May 26, 2026
Meetings: the original sabotage tech
The OSS Sabotage Manual Became Corporate Best Practice
People read an old sabotage guide and said, wait... is this just office life now
TLDR: A republished 1944 sabotage manual says the easiest way to wreck an organization is with committees, delays, and paperwork—exactly what many readers say modern big companies already do. The comments turned into a roast of office culture, with a side fight over whether AI would fix the mess or make it worse.

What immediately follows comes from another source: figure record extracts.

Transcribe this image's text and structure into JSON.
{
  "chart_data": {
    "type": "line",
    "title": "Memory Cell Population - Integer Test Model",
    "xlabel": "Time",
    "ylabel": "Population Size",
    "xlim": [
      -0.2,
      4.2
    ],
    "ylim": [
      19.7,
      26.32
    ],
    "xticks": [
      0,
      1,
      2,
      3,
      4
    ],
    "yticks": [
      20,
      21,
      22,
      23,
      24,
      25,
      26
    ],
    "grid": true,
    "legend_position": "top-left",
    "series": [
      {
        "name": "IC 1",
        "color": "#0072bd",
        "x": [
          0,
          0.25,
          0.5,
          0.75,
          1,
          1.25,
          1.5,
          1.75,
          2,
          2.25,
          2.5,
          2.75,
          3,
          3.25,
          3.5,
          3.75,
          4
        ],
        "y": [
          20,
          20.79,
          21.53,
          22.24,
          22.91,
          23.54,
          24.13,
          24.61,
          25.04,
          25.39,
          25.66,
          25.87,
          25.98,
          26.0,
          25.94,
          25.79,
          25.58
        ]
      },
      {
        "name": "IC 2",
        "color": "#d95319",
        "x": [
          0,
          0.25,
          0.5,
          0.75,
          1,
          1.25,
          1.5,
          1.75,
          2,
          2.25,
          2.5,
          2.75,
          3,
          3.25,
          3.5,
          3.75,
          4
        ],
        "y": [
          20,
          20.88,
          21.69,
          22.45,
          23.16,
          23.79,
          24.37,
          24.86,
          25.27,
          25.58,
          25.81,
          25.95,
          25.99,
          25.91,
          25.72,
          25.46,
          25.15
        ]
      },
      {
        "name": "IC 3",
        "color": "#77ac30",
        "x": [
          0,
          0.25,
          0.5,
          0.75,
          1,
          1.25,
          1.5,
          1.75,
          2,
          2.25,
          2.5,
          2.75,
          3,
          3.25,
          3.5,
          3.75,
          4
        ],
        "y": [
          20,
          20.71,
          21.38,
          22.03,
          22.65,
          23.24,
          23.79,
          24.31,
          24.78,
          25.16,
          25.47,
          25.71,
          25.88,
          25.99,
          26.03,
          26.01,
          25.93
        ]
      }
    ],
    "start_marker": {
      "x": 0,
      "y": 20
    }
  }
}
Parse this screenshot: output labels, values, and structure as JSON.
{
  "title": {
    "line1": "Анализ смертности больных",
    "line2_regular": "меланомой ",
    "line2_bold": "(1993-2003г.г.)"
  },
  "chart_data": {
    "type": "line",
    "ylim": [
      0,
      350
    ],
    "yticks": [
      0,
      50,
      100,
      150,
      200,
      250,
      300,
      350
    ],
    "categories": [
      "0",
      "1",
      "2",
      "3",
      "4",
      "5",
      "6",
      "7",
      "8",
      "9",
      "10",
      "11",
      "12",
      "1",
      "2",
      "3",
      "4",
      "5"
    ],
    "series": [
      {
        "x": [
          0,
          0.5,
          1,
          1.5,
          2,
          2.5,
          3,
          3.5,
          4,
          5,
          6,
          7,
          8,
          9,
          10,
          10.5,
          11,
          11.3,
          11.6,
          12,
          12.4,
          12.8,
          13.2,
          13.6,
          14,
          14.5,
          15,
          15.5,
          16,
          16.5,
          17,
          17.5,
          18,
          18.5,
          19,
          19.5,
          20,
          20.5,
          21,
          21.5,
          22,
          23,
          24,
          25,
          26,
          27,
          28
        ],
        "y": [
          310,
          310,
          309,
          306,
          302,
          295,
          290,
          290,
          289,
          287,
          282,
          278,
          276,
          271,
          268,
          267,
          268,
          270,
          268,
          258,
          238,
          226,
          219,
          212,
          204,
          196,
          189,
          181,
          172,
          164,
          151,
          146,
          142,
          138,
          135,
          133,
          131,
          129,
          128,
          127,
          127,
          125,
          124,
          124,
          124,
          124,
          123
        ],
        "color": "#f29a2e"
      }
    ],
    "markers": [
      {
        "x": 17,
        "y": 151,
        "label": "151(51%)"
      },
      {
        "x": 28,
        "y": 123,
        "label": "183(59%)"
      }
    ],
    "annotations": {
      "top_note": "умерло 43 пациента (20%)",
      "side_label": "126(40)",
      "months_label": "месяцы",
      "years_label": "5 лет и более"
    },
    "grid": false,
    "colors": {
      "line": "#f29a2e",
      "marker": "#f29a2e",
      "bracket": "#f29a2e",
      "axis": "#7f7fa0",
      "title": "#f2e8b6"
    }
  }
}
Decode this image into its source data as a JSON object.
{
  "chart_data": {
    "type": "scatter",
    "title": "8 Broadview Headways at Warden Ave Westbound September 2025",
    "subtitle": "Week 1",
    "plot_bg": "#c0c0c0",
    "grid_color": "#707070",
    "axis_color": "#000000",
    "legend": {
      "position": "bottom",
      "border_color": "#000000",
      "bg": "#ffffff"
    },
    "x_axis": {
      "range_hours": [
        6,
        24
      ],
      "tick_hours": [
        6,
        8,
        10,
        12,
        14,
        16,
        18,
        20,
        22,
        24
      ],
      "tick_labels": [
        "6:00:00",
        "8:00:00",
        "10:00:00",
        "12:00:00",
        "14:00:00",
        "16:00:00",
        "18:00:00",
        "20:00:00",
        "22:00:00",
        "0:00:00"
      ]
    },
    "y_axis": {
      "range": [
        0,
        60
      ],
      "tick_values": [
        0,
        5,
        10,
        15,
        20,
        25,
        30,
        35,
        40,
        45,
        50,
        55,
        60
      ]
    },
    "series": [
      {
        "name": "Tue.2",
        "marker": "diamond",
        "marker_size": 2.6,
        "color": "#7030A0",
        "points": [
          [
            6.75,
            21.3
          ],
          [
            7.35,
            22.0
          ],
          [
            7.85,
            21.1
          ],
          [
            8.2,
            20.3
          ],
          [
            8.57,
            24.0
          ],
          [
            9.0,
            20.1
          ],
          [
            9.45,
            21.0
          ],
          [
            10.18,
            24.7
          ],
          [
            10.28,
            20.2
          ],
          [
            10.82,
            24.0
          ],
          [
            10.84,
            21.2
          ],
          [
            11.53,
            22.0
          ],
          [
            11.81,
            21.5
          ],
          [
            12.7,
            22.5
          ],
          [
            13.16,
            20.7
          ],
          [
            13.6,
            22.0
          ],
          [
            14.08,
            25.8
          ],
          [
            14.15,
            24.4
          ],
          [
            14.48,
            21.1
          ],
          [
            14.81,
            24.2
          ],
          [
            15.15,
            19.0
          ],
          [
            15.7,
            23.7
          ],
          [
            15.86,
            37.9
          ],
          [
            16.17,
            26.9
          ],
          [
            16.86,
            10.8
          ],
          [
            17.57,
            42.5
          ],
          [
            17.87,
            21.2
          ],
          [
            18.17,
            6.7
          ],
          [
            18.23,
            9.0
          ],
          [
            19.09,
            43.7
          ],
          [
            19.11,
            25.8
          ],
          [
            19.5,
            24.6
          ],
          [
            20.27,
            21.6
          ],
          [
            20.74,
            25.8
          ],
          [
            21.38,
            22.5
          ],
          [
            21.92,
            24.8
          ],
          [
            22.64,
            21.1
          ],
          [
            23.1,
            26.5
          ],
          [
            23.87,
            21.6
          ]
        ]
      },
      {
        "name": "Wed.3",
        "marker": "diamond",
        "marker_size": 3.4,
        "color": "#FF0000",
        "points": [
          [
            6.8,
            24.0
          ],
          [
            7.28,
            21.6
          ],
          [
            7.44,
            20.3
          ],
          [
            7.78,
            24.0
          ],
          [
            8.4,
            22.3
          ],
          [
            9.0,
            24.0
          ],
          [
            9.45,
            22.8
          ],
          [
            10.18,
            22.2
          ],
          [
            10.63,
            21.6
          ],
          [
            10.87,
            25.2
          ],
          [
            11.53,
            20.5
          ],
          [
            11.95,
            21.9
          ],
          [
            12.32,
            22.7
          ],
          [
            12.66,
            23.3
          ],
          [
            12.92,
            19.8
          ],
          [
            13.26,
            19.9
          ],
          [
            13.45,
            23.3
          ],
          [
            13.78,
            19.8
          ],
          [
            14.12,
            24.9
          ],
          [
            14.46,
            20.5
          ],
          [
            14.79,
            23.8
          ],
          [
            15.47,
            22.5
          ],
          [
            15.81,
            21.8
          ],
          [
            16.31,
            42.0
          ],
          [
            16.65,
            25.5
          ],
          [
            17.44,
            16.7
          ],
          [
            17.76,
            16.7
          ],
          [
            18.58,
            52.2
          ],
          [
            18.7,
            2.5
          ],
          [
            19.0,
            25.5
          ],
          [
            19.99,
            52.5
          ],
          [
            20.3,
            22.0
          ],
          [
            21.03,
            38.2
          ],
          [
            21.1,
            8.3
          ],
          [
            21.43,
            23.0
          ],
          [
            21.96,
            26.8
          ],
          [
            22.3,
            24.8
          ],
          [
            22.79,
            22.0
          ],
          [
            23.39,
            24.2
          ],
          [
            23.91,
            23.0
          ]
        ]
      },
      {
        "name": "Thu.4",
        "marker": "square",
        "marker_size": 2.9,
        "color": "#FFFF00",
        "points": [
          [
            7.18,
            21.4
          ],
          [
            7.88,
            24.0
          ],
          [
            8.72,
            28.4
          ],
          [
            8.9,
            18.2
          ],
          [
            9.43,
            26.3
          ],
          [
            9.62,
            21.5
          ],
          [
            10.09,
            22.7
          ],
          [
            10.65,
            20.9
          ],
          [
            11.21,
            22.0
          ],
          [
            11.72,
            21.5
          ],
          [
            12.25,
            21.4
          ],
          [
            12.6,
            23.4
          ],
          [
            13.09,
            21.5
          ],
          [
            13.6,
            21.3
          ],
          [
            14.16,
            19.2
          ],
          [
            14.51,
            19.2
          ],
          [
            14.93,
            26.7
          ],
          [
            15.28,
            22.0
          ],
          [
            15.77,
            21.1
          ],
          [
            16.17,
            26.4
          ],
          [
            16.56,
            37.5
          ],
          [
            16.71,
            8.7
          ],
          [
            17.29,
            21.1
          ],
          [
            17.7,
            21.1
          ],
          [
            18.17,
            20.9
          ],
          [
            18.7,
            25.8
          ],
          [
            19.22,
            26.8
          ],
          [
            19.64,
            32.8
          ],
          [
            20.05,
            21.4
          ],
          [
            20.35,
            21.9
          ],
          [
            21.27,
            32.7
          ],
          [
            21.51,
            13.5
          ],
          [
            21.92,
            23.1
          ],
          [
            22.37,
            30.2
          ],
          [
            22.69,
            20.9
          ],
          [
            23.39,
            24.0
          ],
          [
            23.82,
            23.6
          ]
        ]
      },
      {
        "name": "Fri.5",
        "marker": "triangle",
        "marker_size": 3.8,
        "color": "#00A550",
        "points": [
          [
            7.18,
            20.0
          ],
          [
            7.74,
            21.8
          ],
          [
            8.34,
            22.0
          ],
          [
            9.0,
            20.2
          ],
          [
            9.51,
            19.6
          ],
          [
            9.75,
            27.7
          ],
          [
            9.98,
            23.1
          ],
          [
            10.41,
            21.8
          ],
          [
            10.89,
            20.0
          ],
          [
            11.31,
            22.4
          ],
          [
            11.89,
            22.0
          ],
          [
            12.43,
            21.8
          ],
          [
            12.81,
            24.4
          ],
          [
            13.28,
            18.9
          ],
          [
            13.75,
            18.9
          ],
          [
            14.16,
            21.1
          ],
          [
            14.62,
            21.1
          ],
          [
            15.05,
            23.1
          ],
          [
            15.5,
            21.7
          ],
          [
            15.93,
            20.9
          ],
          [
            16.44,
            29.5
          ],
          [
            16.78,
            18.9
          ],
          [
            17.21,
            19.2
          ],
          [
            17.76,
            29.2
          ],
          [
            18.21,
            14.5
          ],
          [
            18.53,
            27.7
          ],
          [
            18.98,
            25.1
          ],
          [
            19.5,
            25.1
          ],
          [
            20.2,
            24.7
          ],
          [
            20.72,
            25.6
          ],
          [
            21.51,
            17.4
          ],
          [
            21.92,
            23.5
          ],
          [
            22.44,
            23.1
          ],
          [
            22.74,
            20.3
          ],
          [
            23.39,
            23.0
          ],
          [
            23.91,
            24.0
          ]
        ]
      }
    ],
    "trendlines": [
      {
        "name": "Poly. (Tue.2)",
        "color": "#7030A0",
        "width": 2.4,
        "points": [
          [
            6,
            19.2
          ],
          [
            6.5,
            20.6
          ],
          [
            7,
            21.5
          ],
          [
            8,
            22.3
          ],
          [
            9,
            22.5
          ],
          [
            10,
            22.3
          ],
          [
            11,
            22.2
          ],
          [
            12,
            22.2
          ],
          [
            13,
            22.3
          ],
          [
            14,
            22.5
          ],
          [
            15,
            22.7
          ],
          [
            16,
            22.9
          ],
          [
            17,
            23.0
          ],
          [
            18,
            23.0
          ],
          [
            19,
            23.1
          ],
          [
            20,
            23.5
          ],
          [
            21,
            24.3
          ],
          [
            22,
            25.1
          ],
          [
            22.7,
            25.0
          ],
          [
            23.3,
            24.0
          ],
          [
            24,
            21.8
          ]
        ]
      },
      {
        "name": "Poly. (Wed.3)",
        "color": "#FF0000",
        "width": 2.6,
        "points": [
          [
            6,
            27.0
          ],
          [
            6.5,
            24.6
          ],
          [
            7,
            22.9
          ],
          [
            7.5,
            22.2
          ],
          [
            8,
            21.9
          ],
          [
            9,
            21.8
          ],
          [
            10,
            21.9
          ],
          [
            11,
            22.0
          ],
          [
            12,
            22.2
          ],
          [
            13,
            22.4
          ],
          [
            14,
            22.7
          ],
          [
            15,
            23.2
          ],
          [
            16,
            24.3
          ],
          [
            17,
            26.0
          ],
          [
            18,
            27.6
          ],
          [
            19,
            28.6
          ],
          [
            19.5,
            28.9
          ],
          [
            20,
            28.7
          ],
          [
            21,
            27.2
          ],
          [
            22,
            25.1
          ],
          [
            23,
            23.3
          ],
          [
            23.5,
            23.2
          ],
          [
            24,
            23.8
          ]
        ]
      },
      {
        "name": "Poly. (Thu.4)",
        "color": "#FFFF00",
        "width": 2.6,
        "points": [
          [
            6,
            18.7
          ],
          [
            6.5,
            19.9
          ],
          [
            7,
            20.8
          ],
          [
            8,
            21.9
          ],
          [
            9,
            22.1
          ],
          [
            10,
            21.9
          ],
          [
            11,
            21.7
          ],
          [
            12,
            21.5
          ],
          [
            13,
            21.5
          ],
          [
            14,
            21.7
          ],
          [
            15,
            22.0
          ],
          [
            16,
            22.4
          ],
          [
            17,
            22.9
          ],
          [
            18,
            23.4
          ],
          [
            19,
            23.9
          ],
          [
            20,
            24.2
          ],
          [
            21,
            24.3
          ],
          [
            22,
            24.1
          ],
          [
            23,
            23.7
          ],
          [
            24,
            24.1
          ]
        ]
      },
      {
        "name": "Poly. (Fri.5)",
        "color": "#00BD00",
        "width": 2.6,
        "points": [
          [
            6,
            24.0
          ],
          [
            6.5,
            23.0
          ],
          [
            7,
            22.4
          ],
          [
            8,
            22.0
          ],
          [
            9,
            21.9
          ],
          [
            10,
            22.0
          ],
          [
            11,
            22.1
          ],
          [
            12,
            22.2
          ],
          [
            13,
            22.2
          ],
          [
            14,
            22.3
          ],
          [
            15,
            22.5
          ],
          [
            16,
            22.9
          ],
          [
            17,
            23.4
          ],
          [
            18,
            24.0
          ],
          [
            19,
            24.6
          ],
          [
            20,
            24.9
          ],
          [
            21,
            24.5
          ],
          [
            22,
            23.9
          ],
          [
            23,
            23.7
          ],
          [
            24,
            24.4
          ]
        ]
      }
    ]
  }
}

An old wartime sabotage guide has been rediscovered, and the internet’s reaction is basically: you mean this wasn’t written by middle management? The article points to a 1944 Office of Strategic Services manual—yes, the U.S. spy agency that came before the CIA—where people were told to wreck organizations by doing things like creating committees, arguing over wording, and holding endless meetings. In other words, the comments section says, welcome to every giant company on Earth.
That grim little joke landed hard. One reader flat-out declared, “Matches my experience at megacorps,” while another boiled the whole article down to a killer one-liner: bureaucracy is the best way to destroy an organization. Ouch. The mood was a mix of gallows humor and office trauma, with readers treating the “sabotage manual” less like history and more like a leaked employee handbook.
But then came the mini-comment war over AI. The article tries to pivot into the idea that artificial intelligence could smooth over bureaucratic mess by acting like a fuzzy, human-friendly helper. Some commenters were not buying it. One mocked the idea with: “the perceptron said there weren’t any bugs so I shipped it,” which is internet-speak for trusting the robot and instantly regretting it. Another pushed back even harder, arguing AI would create more bureaucracy because it’s less reliable than people. So the crowd’s verdict? The old sabotage playbook still feels weirdly modern—and if AI is the “fix,” plenty of readers think that’s just another meeting nobody wanted.
Key Points
- •The article republishes and comments on the OSS's 1944 *Simple Sabotage Field Manual* as a lens for examining modern organizational bureaucracy.
- •It argues that instructions in the manual, such as routing decisions through committees and prolonging wording debates, resemble present-day corporate practices.
- •The article states that the manual was part of a larger OSS body of guidance on unconventional warfare, alongside intelligence, psychological warfare, and guerrilla tactics.
- •It describes the manual as distinctive because it enabled ordinary citizens to create disruption without specialized training or equipment.
- •The article links the wartime logic of distributed disruption to modern hybrid warfare methods such as cyberattacks, disinformation, economic pressure, and proxy forces.